When enjoyed in proper, non-sinful measures entertainment is fine – there is a time to laugh and dance (Eccl. 3:4). But the entertainment train will inevitably run out of tracks. A trip to the house of mourning provides a reminder of that (Eccl. 7:2), along with moments of forced sobriety where the non-Christian, separated from the anesthetic of frivolity, can think about eternity and their need of Savior, and the Christian can reckon with the temptation to invest a disproportionate amount of time in one escapist fantasy after another instead of serving the God who will enthrall His people forever.

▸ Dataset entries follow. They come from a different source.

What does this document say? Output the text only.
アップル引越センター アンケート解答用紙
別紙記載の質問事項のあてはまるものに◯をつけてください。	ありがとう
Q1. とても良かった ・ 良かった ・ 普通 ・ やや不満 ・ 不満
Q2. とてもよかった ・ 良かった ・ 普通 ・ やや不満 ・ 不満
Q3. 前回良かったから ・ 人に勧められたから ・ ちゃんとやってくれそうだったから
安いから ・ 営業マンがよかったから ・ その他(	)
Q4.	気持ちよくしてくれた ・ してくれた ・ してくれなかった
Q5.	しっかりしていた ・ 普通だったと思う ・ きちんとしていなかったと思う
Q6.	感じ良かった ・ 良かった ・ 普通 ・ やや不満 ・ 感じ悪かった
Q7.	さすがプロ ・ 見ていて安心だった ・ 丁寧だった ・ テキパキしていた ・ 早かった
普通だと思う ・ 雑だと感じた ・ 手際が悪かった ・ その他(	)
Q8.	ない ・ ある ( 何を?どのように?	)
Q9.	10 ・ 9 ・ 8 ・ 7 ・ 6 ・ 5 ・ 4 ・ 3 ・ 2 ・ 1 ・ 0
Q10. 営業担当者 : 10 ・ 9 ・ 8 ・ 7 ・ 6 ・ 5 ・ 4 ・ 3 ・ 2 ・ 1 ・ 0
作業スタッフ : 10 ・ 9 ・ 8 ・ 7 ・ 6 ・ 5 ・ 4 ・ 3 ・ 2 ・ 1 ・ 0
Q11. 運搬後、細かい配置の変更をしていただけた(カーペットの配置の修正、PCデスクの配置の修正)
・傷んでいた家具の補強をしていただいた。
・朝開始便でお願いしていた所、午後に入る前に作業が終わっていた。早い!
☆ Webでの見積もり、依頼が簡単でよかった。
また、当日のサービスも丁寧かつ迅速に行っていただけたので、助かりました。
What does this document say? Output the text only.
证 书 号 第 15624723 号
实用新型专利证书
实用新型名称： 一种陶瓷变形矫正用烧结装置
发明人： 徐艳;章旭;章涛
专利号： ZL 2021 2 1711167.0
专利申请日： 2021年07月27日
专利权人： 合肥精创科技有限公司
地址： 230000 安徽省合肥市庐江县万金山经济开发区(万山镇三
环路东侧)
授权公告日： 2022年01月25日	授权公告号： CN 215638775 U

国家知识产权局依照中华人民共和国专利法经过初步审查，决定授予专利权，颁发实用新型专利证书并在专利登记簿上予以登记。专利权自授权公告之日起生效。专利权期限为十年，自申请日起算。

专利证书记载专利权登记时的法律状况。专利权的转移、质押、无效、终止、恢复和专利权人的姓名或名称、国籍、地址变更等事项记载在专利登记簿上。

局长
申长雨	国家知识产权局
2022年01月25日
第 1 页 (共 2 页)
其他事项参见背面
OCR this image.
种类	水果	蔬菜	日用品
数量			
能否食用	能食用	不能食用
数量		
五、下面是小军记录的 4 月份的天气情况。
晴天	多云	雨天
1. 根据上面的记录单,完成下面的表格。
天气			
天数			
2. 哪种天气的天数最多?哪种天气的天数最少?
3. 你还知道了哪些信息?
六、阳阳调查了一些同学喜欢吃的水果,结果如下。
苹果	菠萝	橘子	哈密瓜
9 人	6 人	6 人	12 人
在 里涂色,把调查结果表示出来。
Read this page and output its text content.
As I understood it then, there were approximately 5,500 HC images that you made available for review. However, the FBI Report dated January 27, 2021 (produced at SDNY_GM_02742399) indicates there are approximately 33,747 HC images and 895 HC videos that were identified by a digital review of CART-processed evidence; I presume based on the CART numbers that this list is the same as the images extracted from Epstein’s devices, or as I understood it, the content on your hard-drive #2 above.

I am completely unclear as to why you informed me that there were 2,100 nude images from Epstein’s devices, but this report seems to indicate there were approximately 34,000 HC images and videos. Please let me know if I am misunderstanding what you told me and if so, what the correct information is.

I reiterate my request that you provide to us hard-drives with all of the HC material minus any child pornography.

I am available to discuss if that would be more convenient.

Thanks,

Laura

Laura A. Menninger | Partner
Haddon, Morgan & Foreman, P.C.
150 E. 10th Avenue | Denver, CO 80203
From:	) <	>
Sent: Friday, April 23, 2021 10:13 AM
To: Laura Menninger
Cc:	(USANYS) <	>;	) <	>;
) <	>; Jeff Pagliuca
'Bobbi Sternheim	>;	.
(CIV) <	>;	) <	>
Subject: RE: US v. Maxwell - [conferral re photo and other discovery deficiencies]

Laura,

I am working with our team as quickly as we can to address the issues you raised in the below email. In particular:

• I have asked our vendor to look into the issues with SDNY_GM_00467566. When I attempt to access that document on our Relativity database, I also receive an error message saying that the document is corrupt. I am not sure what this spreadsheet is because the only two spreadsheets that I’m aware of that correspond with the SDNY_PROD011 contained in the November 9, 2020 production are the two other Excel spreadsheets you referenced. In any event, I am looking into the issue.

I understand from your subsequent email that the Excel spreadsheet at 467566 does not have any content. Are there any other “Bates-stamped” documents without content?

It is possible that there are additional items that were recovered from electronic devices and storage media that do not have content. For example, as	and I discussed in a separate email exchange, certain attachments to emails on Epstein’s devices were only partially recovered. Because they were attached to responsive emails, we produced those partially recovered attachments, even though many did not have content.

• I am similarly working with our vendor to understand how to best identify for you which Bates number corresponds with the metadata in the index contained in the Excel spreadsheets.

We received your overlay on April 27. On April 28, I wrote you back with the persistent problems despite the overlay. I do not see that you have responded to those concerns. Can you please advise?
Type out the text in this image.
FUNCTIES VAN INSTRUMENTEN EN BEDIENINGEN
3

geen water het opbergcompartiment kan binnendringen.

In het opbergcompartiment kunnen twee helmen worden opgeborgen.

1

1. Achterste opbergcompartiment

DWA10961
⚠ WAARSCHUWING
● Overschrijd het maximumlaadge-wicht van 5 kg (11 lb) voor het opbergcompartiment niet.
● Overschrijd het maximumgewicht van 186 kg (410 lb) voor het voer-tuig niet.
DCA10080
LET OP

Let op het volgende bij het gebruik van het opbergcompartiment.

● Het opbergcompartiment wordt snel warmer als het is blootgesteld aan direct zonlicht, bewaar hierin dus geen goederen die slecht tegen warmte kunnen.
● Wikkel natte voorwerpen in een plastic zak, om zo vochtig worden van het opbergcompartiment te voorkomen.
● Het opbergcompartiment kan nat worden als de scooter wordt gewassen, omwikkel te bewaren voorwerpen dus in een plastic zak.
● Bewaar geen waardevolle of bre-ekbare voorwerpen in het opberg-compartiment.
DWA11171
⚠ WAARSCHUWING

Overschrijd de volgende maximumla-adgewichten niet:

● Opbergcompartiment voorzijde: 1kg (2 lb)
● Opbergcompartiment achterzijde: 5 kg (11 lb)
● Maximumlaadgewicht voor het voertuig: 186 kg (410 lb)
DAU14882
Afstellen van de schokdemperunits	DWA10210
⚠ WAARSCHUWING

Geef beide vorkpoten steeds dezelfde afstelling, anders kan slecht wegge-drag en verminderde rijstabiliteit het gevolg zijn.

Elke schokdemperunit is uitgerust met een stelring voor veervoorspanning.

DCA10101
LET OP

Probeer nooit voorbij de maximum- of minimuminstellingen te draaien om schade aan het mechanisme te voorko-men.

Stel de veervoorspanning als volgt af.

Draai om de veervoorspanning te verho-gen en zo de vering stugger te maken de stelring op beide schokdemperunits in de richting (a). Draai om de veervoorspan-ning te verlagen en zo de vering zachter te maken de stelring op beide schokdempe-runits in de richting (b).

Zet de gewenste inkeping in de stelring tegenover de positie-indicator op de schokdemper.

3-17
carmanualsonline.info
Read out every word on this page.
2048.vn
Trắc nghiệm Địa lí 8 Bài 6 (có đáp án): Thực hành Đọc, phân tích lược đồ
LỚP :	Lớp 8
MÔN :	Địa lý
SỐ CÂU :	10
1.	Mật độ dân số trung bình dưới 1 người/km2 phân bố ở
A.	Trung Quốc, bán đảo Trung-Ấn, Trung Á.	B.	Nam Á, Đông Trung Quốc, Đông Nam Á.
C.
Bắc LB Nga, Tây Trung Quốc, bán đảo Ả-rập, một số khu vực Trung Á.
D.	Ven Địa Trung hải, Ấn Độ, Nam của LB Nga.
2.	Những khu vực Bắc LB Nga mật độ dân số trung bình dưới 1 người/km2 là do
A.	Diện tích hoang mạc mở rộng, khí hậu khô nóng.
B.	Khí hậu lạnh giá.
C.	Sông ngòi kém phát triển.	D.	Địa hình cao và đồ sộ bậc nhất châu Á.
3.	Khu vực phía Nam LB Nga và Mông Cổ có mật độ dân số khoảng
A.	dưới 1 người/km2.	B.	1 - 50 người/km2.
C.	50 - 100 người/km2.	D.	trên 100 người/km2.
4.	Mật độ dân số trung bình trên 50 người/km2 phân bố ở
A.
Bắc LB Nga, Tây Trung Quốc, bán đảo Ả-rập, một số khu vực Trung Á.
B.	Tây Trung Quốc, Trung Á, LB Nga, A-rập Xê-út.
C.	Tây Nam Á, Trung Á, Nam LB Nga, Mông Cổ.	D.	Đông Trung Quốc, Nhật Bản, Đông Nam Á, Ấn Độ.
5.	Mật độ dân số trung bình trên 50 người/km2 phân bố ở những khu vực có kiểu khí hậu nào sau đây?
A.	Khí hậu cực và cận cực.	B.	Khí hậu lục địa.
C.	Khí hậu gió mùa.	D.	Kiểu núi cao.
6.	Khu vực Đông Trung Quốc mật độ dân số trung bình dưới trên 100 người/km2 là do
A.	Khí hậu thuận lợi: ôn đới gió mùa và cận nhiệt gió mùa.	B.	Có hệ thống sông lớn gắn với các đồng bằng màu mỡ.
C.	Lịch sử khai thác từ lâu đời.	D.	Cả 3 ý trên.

Therefore, it behooves men and women to turn down the background noise that is so prevalent around them – the TV, the next YouTube video, the constant alerts of social media, text message notifications, and the like, not because those things are intrinsically evil of themselves, but because such indulgences can be exercises in vanity distracting us from matters of eternal gravity.
Now you may be thinking, per the heading above, “Where does the sexual pleasure part of the equation come in?” Well, in the latter half of Ecclesiastes 2:8, the Hebrew word translated as “musical instruments,” a word that only occurs here in the Old Testament, may refer to “concubines” as the NASB and ESV translations render it. In that case Solomon’s reference to “the delights of the sons of men” has erotic overtones, as it does in the seventh chapter of the Song of Solomon (cf. Song 7:6). That sheer possibility, or perhaps better said – probability, reminds us of the sad reality: Solomon pretty much did not withhold himself from any sexual pleasure. That might sound like hyperbole until you read 1 Kings 11:3 and find out that he had 700 wives and 300 concubines!
His life is a lesson about sexual temptation in many ways but for the moment let us be reminded that if sinful sexual desires are not mortified by the power of the Holy Spirit they will not be satisfied by a thousand people. The missing piece of the satisfaction puzzle is not another sexual experience. In fact, the physical union of a man and a woman, lawfully celebrated and enjoyed within the context of God’s covenant of marriage is meant to point to something infinitely better than itself; namely, the forever spiritual union that exists between Jesus and His church (Eph. 5:31,32; 1 Cor. 6:17). 700 wives and 300 wives cannot take the place of one Jesus.
So let us learn more lessons from Solomon, the end for which we were created is not found in either entertainment or the erotic. Merriment will not bring fulfillment and sexual pleasure is not indefinite. But if you embrace the real and highest reason for human existence – a subject to be developed in the forthcoming Why Am I Here (On Earth)? The Answer series, you will be enthralled forever, experiencing the glorious wonder of God’s presence and the pleasure of the infinitely-better union to which marriage ultimately points.